On my living room wall in Kandern, there are three maps.
(We have lots of maps, actually. An old map of Germany, a Metro guide to Paris, maps of Europe and the world that we bought at the grocery store a while ago. We live in a house of maps.)
These three, however, take center stage in our living room, occupying a long and well-lit wall between the window and the stairs. And unlike the other maps, which mostly tell us about the continent on which we live, places we’ve been or want to go, these maps tell our stories. State maps of Washington, Minnesota and New York march from west to east along the wall. We’ve started to surround them with pictures from home, people and places we love linked back to locations with bits of red string. Accompanying each, ticking a cacophonous trio, is a clock, telling the time “back home” for each of us.
The string and map idea is hardly a new one, especially for missions. Before I knew the terms “mission field” or “furlough,” I’d peered up at huge world maps, photographs of families linked back to continents I’d never heard of. The strings put faces to locations, so that if I knew nothing else about these smiling families, standing by large-leafed trees, I knew that they were far, very far, from where I lived.
As of a few hours ago, I have lived in Europe for one year. I arrived at Tauernhof in Austria this evening, for a second summer serving as an Upward Bound instructor. This has been a year of growth and surprise, a year in which I’ve been delighted to witness God’s faithfulness in ways that I’d never have imagined, much less expected. I’ve been blessed with two closely-knit communities and with friends who delight and inspire with their love.

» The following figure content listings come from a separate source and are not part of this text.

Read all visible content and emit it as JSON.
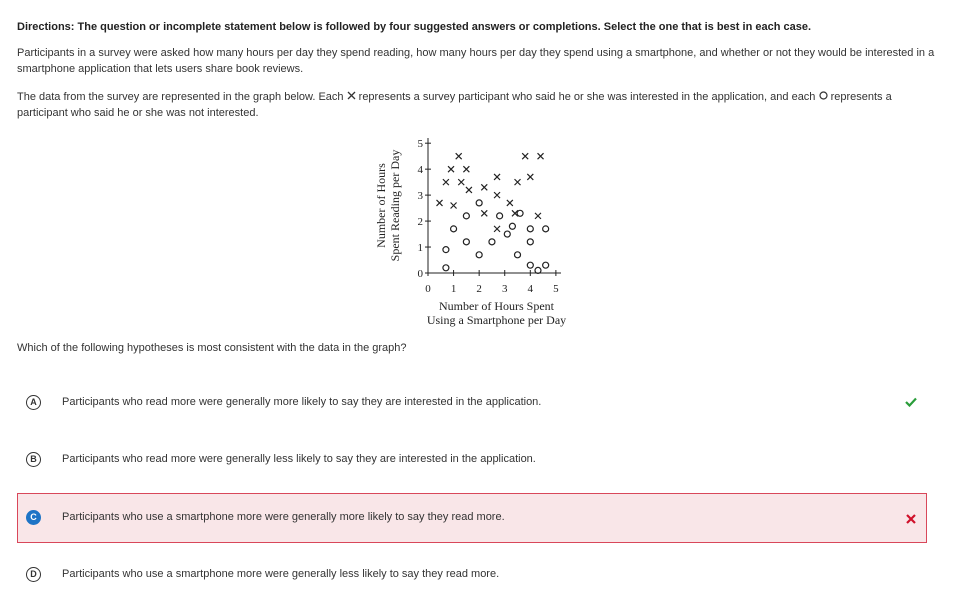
{
  "directions": "Directions: The question or incomplete statement below is followed by four suggested answers or completions. Select the one that is best in each case.",
  "passage": "Participants in a survey were asked how many hours per day they spend reading, how many hours per day they spend using a smartphone, and whether or not they would be interested in a smartphone application that lets users share book reviews.",
  "data_text": [
    "The data from the survey are represented in the graph below. Each",
    "represents a survey participant who said he or she was interested in the  application, and each",
    "represents a participant who said he or she was not interested."
  ],
  "graph": {
    "type": "scatter",
    "x_label": [
      "Number of Hours Spent",
      "Using a Smartphone per Day"
    ],
    "y_label": [
      "Number of Hours",
      "Spent Reading per Day"
    ],
    "xlim": [
      0,
      5.2
    ],
    "ylim": [
      0,
      5.2
    ],
    "xticks": [
      0,
      1,
      2,
      3,
      4,
      5
    ],
    "yticks": [
      0,
      1,
      2,
      3,
      4,
      5
    ],
    "color": "#222",
    "series": [
      {
        "marker": "x",
        "x": [
          1.2,
          0.9,
          1.5,
          0.7,
          1.3,
          0.45,
          1.6,
          2.2,
          2.7,
          2.7,
          3.2,
          3.5,
          4.0,
          3.8,
          4.4,
          3.4,
          4.3,
          2.7,
          2.2,
          1.0
        ],
        "y": [
          4.5,
          4.0,
          4.0,
          3.5,
          3.5,
          2.7,
          3.2,
          3.3,
          3.7,
          3.0,
          2.7,
          3.5,
          3.7,
          4.5,
          4.5,
          2.3,
          2.2,
          1.7,
          2.3,
          2.6
        ]
      },
      {
        "marker": "o",
        "x": [
          0.7,
          0.7,
          1.0,
          1.5,
          1.5,
          2.0,
          2.0,
          2.8,
          2.5,
          3.1,
          3.3,
          3.6,
          3.5,
          4.0,
          4.0,
          4.6,
          4.0,
          4.3,
          4.6
        ],
        "y": [
          0.2,
          0.9,
          1.7,
          2.2,
          1.2,
          2.7,
          0.7,
          2.2,
          1.2,
          1.5,
          1.8,
          2.3,
          0.7,
          1.7,
          1.2,
          1.7,
          0.3,
          0.1,
          0.3
        ]
      }
    ]
  },
  "question": "Which of the following hypotheses is most consistent with the data in the graph?",
  "options": [
    {
      "letter": "A",
      "text": "Participants who read more were generally more likely to say they are interested in the application."
    },
    {
      "letter": "B",
      "text": "Participants who read more were generally less likely to say they are interested in the application."
    },
    {
      "letter": "C",
      "text": "Participants who use a smartphone more were generally more likely to say they read more."
    },
    {
      "letter": "D",
      "text": "Participants who use a smartphone more were generally less likely to say they read more."
    }
  ]
}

And yet, thankful as I am for the new life that God has built here, tonight I’m thinking of the strings on my Washington map. Thinking how this map is the opposite of the missions map in the church hallways, telling me how far away people have gone. This map, surrounded by faces of people I love, reminds me how close home remains. Along with the great joy that each new day brings, I daily bring along these friends and family who’ve shaped and loved me. I see them on trails and in street signs, hear their voices in a turn of phrase or an old song. After a year, the string that links me back to Seattle hasn’t faded away, as I remember when I talk to friends on Skype, or my parents arrive in Kandern for a visit. That’s still home, too.
I’m grateful for this. As grateful as the surprise of learning, when I moved “away from home” for the first time in my life, that homes don’t end or close when I leave them. That while I sometimes grow weary and overwhelmed at the thought of “starting over” with new people or new places, the love of Christ is expansive, multiplying rather than substituting, love upon love.